Todo mundo já ouviu falar de São Paulo. Muitos a conhecem, outros a conhecem tanto que até a chamam de casa. E, apesar de conhecer, a gente se surpreende com ela. A cada hora, a cada horário de pico, a cada esquina que a gente nem achava que existia e acaba fazendo um atalho. A cada restaurante novo que abre e o tempo que se fecha, e o sol que sai de novo, e o casaco que põe, e que tira. Você é como a São Paulo que eu quero conhecer cada canto, cada alameda da Paulista, tantas ruas sem saída pra não sair mais.
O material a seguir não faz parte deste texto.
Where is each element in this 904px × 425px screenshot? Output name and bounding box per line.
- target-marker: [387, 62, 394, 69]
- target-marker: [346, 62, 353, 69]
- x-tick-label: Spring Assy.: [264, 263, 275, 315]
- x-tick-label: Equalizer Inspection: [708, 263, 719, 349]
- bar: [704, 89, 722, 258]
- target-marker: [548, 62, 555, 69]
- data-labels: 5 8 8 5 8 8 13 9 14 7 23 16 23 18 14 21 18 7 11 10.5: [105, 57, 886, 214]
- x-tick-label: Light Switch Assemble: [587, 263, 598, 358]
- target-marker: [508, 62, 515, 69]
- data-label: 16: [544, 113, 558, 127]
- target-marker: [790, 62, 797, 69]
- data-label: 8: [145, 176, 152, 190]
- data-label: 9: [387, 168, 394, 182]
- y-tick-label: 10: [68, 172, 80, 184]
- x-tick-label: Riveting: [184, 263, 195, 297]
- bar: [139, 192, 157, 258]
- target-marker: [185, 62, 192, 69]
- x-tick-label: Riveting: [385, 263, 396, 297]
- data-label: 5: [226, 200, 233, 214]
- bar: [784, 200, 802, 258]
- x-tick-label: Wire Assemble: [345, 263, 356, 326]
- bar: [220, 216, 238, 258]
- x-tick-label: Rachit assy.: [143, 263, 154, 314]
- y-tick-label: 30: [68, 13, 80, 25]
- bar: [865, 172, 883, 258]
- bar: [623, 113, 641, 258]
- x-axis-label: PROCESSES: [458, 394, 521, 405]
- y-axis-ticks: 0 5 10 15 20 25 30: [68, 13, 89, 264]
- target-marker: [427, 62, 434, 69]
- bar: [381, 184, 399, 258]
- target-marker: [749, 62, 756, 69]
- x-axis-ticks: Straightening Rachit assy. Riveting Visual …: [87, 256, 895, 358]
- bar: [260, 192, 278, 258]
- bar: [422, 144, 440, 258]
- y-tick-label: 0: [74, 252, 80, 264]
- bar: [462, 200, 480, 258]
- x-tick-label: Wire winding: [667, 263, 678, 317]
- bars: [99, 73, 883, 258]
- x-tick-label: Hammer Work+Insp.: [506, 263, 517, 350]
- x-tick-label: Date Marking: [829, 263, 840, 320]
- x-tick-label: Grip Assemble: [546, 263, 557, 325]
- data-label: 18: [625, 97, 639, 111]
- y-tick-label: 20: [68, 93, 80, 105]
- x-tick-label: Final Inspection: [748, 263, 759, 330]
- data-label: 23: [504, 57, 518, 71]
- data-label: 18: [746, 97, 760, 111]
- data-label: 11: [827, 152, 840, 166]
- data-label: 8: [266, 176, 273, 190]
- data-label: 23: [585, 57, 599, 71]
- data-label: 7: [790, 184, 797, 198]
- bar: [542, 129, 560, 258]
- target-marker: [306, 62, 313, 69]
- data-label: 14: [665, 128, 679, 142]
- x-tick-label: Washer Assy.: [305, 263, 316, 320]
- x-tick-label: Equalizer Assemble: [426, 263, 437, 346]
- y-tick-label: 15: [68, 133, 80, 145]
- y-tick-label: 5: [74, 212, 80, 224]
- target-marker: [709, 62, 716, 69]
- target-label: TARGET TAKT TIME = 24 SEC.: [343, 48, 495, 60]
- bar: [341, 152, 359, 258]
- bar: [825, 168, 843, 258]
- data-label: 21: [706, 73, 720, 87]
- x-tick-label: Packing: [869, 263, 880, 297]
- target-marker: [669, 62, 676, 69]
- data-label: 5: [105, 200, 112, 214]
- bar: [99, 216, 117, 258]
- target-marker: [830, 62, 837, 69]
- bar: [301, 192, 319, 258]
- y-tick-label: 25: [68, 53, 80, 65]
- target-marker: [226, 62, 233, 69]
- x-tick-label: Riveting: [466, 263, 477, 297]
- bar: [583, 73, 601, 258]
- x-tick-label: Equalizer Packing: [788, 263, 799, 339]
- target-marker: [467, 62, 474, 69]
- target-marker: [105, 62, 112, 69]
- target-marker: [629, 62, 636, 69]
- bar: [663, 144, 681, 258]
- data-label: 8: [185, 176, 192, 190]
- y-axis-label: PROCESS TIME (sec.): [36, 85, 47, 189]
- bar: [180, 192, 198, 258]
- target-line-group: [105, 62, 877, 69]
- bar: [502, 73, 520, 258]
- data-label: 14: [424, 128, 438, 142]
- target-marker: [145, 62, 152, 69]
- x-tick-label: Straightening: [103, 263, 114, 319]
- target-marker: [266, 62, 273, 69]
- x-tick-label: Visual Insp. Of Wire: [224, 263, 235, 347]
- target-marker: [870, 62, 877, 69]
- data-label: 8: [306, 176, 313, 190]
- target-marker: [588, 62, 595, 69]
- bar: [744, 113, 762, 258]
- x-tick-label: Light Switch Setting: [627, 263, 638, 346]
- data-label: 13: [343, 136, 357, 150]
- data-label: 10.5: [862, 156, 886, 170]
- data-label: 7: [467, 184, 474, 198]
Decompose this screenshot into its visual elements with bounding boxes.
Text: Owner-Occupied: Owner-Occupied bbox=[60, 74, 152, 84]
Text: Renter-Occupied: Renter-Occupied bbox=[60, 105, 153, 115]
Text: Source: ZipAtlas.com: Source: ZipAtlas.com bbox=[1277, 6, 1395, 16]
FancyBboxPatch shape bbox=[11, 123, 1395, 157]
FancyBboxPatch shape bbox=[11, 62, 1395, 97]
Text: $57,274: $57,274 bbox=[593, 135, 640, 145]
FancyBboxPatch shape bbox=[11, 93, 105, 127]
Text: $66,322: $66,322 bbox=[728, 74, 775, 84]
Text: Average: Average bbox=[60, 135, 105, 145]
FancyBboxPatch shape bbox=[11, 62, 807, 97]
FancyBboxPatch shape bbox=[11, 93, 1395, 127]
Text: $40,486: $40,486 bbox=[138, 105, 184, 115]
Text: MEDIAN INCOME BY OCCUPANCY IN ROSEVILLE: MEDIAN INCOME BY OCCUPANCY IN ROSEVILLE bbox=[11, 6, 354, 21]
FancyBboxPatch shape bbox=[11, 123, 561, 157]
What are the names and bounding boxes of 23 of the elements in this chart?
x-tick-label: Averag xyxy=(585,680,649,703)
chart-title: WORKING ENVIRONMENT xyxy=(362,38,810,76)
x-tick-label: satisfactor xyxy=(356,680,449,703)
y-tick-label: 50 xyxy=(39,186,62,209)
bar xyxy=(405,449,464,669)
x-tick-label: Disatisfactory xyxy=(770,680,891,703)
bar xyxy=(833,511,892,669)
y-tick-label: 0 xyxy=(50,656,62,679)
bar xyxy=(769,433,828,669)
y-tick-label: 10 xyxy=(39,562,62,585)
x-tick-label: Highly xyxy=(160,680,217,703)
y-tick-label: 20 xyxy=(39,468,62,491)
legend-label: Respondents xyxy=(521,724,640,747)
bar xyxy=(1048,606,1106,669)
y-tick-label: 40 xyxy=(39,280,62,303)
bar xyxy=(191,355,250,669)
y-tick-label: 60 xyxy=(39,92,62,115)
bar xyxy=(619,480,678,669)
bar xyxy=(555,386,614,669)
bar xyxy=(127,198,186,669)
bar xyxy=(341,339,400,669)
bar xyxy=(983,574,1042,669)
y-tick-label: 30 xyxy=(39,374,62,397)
É como a Paris que tantos só enxergam a Torre Eiffel, o Rio que muitos limitam a vista ao Corcovado, mas que vão muito além dos cartões postais ou do seu olho castanho.

Nesse seu mundo eu não quero ser só mais um turista, que vem pra visitar, tirar umas fotos pra guardar na memória – por vezes só a do celular – e que já tá com a passagem de volta comprada. Me deixa ficar só mais um pouco, e depois um pouco mais, porque ainda tem muita coisa pra se ver, umas manias locais pra se acostumar e lugares pra visitar que só quem é daí sabe o caminho.

Entre uma pessoa que esbarra na outra quando a porta do vagão se abre, um papo sobre a possibilidade de chuva que vai, outro que vem e que, quando a gente percebe, nem precisou estar nela pra se molhar. Entre uma fila de pão e uma do cinema de quarta, um olhar que acertou outro quando ninguém estava vendo, um match num aplicativo qualquer, você chegou sem avisar que vinha e foi logo segurando a minha mão e me dando uma dose de motivos pra eu sorrir. Mesmo sabendo que eu sorrio só de olhar pra você.

Eu prometo não incomodar, nem fazer tanto barulho. É que eu só quero saber um pouco mais de você.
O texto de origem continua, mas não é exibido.